Post mortem possiede un’impronta tragica e crudele che non assumerebbe sembianze così reali e sconvolgenti se non intersecasse chirurgicamente l’impianto grottesco e onirico, quantitativamente e qualitativamente allo stesso livello. Il film di Larraìn, grazie a questa duplice identità, a questo doppio strato, a queste due dimensioni (cifra stilistica determinante anche in Tony Manero), si autodetermina come uno spaccato non troppo metaforico, lucido e spiazzante, di un’umanità disperata, di un mondo distrutto, di una vita che non c’è più e che necessita di essere rivista, proprio come in un’autopsia. La scomodità, la ruvidezza, la sporcizia dei modi di Mario sono lo stile cinematografico di Larraìn e rappresentano il motivo che genera la claustrofobia del film. Post mortem è un film sulla visione, che fa vedere, che mette in scena (come in un palcoscenico) che non nasconde (ancora l’autopsia), che non spegne le luci (anche in Tony Manero, lì delle esibizioni, qui dell’obitorio). Mario è rigido, a disagio, in conflitto con sé stesso, con il mondo che lo circonda. Desidera amare ma non gli è permesso: da una parte non riesce, dall’altra non può. Attraverso il personaggio di Mario, che di quell’ambiente sembra l’emanazione, Larraìn biforca il suo sguardo e non solo descrive un momento chiave della storia del Paese (la morte di Allende, 11 settembre 1973, e l’inizio della lunga glaciale dittatura di Pinochet – per questo Tony Manero è cinematograficamente posteriore a Post mortem in quanto ambientato nel 1978), ma soprattutto si fa carico di definire l’atteggiamento di una generazione di fronte a quel momento, senza nascondere la paura, senza privarsi del coraggio della narrazione.

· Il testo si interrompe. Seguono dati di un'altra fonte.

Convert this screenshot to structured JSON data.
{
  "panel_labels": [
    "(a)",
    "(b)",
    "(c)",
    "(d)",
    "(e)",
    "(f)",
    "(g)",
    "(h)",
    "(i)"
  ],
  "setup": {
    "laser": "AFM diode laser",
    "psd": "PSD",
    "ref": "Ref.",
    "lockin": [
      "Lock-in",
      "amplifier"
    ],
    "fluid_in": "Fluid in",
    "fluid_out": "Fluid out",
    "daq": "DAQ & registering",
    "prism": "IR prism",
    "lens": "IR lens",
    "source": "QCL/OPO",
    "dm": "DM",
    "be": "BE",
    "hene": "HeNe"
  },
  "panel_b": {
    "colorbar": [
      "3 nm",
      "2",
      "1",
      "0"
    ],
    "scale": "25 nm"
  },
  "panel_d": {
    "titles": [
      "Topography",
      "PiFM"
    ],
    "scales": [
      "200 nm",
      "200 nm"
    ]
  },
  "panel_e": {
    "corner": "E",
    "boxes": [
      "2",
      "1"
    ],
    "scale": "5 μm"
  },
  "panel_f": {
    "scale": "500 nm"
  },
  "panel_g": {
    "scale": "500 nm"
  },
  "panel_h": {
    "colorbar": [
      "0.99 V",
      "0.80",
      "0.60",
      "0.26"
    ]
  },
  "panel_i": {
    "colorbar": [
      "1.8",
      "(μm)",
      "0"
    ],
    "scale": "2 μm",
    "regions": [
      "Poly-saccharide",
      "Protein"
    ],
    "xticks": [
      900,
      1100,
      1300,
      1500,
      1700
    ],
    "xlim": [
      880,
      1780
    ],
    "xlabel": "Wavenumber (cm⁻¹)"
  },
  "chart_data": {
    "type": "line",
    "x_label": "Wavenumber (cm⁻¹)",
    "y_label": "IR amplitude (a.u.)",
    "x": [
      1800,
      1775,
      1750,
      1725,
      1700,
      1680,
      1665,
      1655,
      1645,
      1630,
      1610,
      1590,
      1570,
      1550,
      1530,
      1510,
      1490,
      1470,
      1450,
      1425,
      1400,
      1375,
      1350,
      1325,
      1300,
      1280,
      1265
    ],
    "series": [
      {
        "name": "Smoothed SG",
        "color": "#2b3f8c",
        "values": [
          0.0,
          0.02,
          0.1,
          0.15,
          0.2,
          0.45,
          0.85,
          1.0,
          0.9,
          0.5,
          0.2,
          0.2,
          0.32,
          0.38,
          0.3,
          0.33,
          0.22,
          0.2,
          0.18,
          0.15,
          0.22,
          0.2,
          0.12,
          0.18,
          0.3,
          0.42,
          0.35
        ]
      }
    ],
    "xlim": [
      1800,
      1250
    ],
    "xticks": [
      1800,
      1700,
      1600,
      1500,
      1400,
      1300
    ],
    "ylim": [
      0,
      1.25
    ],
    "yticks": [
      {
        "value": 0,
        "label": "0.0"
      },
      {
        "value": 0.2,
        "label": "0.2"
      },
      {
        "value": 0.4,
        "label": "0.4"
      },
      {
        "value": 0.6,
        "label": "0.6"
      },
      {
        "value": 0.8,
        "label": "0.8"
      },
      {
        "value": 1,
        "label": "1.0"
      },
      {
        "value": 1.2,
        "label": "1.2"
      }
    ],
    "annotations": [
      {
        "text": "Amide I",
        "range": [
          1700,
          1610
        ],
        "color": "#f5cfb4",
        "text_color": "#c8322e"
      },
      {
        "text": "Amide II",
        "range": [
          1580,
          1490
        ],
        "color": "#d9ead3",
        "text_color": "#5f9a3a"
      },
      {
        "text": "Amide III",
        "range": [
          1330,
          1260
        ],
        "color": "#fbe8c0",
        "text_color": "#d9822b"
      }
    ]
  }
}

Post mortem è un film coraggioso che costringe ad aprire gli occhi. E Pablo Larraìn, anche grazie al supporto della fotografia sgranata di Sergio Armstrong che restituisce pezzi di memoria autentici, conduce lo spettatore in un viaggio nel tempo folgorante. Il finale straordinario del film conclude la vicenda, chiude lo sguardo e anticipa la fine della speranza. Non c’è più niente da vedere. L’inquadratura è riempita, la visione è impedita. Non c’è più niente da vedere. L’ammasso di ostacoli cresce con il vuoto. L’immagine sepoltura sembra suggerire che è meglio non vedere.

Curiosità
Presentato a Venezia 2010 in Concorso. Ha dichiarato il regista Pablo Larraìn: «L’ideale di Mario di conquistare l’amore impossibile di una donna è anche l’ideale della nazione che insegue un modello politico – il Socialismo -, tra i cadaveri di coloro che sono stati uccisi in nome di quegli stessi ideali militari imposti con noncuranza, senza misurare i costi e le conseguenze. Post mortem, ambientato in uno dei periodi più bui e sanguinosi della storia del Cile, attraverso l’incrocio di tre registri cinematografici, estetici ed etici – testimoniale, storico e narrativo – va in cerca della sua funzione poetica attraverso il turbamento, l’assurdità e la conseguenza di un viaggio senza scopo».